IMF Executive Board Completes First Review of Extended Credit Facility Arrangement for Cameroon and Approves US$ 117.2 Million Disbursement

December 20, 2017

The Executive Board of the International Monetary Fund (IMF) today completed the first review of the arrangement under the Extended Credit Facility (ECF) Arrangement for Cameroon. The completion of the review enables the disbursement of SDR 82.8 million (about US$ 117.2 million), bringing total disbursements under the arrangement to SDR 207 million (about US$ 292.9 million).

In completing the first review, the Executive Board approved the authorities’ request for waiving the non-observance of the continuous performance criteria on the ceiling on new non-concessional external debt contracted or guaranteed by the government on the basis of corrective measures taken by the authorities. 

Cameroon’s three-year arrangement for SDR 483 million (about US$ about US$683.5 million, or 175 percent of Cameroon’s quota), was approved on June 26, 2017 (see Press Release No.17/248). It aims at supporting the country’s efforts to restore external and fiscal sustainability and lay the foundations for sustainable, inclusive and private sector-led growth. 

Following the Executive Board discussion, Mr. Mitsuhiro Furusawa, Deputy Managing Director and Acting Chair, made the following statement:

“Fiscal and external adjustment in Cameroon and other CEMAC countries, combined with external financing, have led to a gradual buildup in CEMAC reserves. However, the region’s recovery remains fragile, and Cameroon’s continued leadership of the regional effort will be essential to sustainability.

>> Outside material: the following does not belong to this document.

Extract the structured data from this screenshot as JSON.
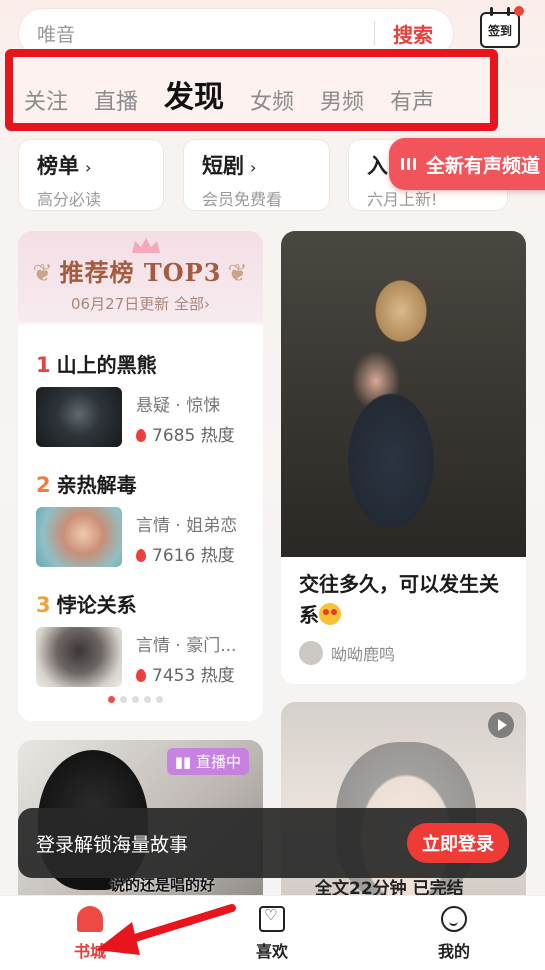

“Cameroon’s performance under the ECF-supported arrangement has been broadly satisfactory. The authorities remain fully committed to fiscal consolidation and the 2018 budget is in line with program objectives. However, meeting the deficit targets may be challenging in the context of weaker-than-envisaged revenue, and spending pressures in 2018 and 2019.

“To meet program objectives, stepped-up efforts to expand the non-oil revenue base and better prioritizing spending will be essential while preserving social spending. To maintain debt sustainability, new non-concessional borrowing should be strictly limited and reserved for projects with a high social or growth impact. Stepped up efforts to enhance public financial and debt management are needed to improve spending efficiency and control fiscal risks.

“The interim 2018–20 growth and employment strategy aims at boosting private sector investment, job creation, and further economic diversification. Reforms aimed at enhancing the delivery of basic social services and protecting the poor, improving the business environment, and maintaining financial stability while expanding access to financial services, should be prioritized.

“Cameroon’s program is supported by the implementation of supportive policies and reforms by the regional institutions, including tighter monetary policy, elimination of statutory advances, sound bank regulation and supervision, and firm controls over the extension of credit to banks.”